Partisinin il başkanı mı?
Baykal’ın Meclis kürsüsüne taşıdığı konu buydu..
Ne demek parti devleti?
Bir partinin başı aynı zamanda devletin başı olursa o devlet parti devleti olur..
***
Adalet Bakanı cevap verdi.. Ama karşı çıkmadı..
Kabul etti..
1924 Anayasası’na, Atatürk Anayasası’na dönüldüğünü söyledi ve dedi ki:
“Cumhuriyetin kurucusu Atatürk partili mi?
Partili..
Milletvekili mi?
Milletvekili..
Cumhurbaşkanı mı?
Cumhurbaşkanı. İsmet İnönü de aynı şekilde.. Tarafsızlığına helal mi geldi?”
***
Doğru, Atatürk de, İnönü de partiliydi..
Ama o zaman tek parti vardı.. Sadece CHP vardı.. Başka parti yoktu..
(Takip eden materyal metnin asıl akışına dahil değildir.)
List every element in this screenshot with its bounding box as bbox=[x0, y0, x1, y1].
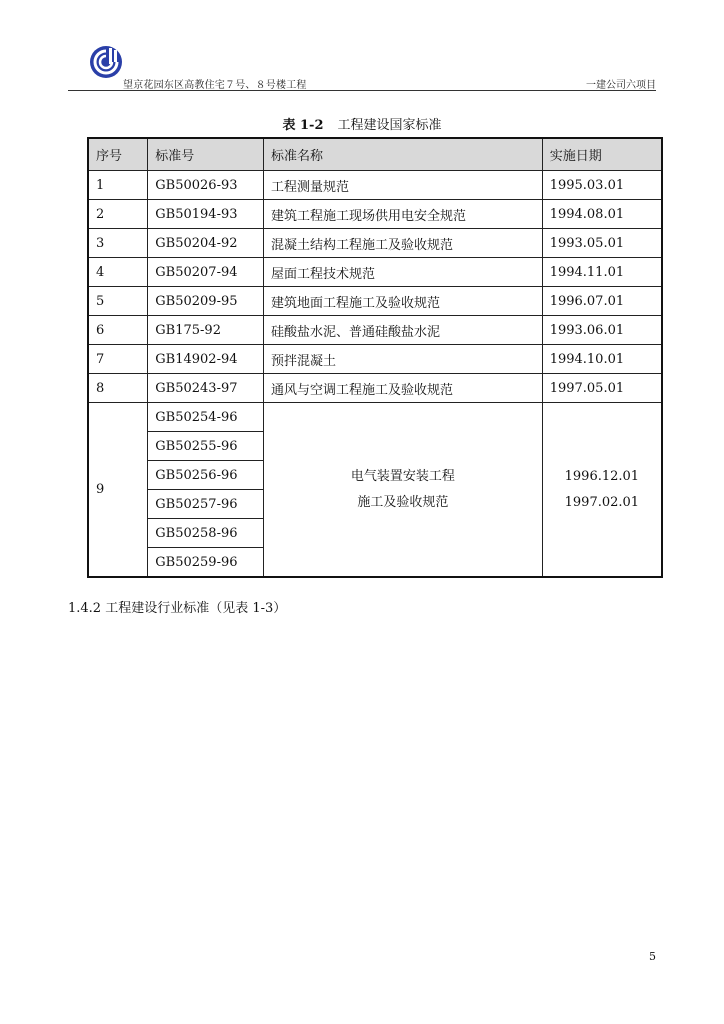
cell-name: 硅酸盐水泥、普通硅酸盐水泥 bbox=[264, 316, 543, 345]
cell-date-group bbox=[542, 403, 662, 578]
cell-name: 建筑地面工程施工及验收规范 bbox=[264, 287, 543, 316]
page-number: 5 bbox=[649, 950, 656, 963]
cell-code: GB50204-92 bbox=[148, 229, 264, 258]
cell-date: 1994.08.01 bbox=[542, 200, 662, 229]
header-divider bbox=[68, 90, 656, 91]
cell-code: GB50207-94 bbox=[148, 258, 264, 287]
header-date: 实施日期 bbox=[542, 138, 662, 171]
cell-seq: 6 bbox=[88, 316, 148, 345]
cell-code: GB50209-95 bbox=[148, 287, 264, 316]
cell-seq: 2 bbox=[88, 200, 148, 229]
cell-code: GB50255-96 bbox=[148, 432, 264, 461]
cell-seq: 8 bbox=[88, 374, 148, 403]
cell-seq-group: 9 bbox=[88, 403, 148, 578]
cell-code: GB175-92 bbox=[148, 316, 264, 345]
cell-code: GB50256-96 bbox=[148, 461, 264, 490]
table-title-text: 工程建设国家标准 bbox=[337, 118, 442, 133]
table-row bbox=[88, 403, 662, 432]
cell-code: GB50243-97 bbox=[148, 374, 264, 403]
table-row bbox=[88, 316, 662, 345]
cell-date: 1993.05.01 bbox=[542, 229, 662, 258]
group-name-line2: 施工及验收规范 bbox=[357, 494, 449, 510]
cell-date: 1997.05.01 bbox=[542, 374, 662, 403]
cell-name: 工程测量规范 bbox=[264, 171, 543, 200]
section-heading: 1.4.2 工程建设行业标准（见表 1-3） bbox=[68, 601, 287, 616]
cell-name: 预拌混凝土 bbox=[264, 345, 543, 374]
cell-code: GB50026-93 bbox=[148, 171, 264, 200]
cell-code: GB50254-96 bbox=[148, 403, 264, 432]
header-project-title: 望京花园东区高教住宅７号、８号楼工程 bbox=[123, 80, 307, 91]
table-title bbox=[0, 114, 724, 133]
header-company-name: 一建公司六项目 bbox=[586, 80, 656, 91]
cell-name: 通风与空调工程施工及验收规范 bbox=[264, 374, 543, 403]
group-name-line1: 电气装置安装工程 bbox=[350, 468, 455, 484]
cell-code: GB50257-96 bbox=[148, 490, 264, 519]
group-date-line1: 1996.12.01 bbox=[564, 468, 640, 484]
table-row bbox=[88, 229, 662, 258]
table-row bbox=[88, 200, 662, 229]
cell-code: GB50258-96 bbox=[148, 519, 264, 548]
header-name: 标准名称 bbox=[264, 138, 543, 171]
group-date-line2: 1997.02.01 bbox=[564, 494, 640, 510]
cell-date: 1995.03.01 bbox=[542, 171, 662, 200]
table-row bbox=[88, 287, 662, 316]
table-header-row bbox=[88, 138, 662, 171]
cell-date: 1994.11.01 bbox=[542, 258, 662, 287]
company-logo-icon bbox=[89, 45, 123, 79]
table-row bbox=[88, 345, 662, 374]
table-number: 表 1-2 bbox=[282, 118, 324, 133]
cell-date: 1993.06.01 bbox=[542, 316, 662, 345]
standards-table bbox=[87, 137, 663, 578]
cell-date: 1996.07.01 bbox=[542, 287, 662, 316]
cell-code: GB50194-93 bbox=[148, 200, 264, 229]
table-row bbox=[88, 374, 662, 403]
table-row bbox=[88, 258, 662, 287]
header-seq: 序号 bbox=[88, 138, 148, 171]
cell-date: 1994.10.01 bbox=[542, 345, 662, 374]
cell-code: GB50259-96 bbox=[148, 548, 264, 578]
table-row bbox=[88, 171, 662, 200]
cell-name: 混凝土结构工程施工及验收规范 bbox=[264, 229, 543, 258]
cell-name: 屋面工程技术规范 bbox=[264, 258, 543, 287]
cell-seq: 5 bbox=[88, 287, 148, 316]
cell-code: GB14902-94 bbox=[148, 345, 264, 374]
cell-seq: 3 bbox=[88, 229, 148, 258]
cell-name: 建筑工程施工现场供用电安全规范 bbox=[264, 200, 543, 229]
cell-name-group bbox=[264, 403, 543, 578]
cell-seq: 7 bbox=[88, 345, 148, 374]
cell-seq: 1 bbox=[88, 171, 148, 200]
cell-seq: 4 bbox=[88, 258, 148, 287]
header-code: 标准号 bbox=[148, 138, 264, 171]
1924’te (Terakkiperver Cumhuriyet Fırkası), 1930’da (Serbest Cumhuriyet Fırkası) çok partili hayat için iki deneme yapıldı; olmadı..
1930’da tek parti dönemine geçildi..
1930-1945 arası tek parti dönemidir..
Adı; parti devleti yönetimidir..
Kuvvetler ayrılığı yoktu.. Valiler aynı zamanda CHP il başkanıydı..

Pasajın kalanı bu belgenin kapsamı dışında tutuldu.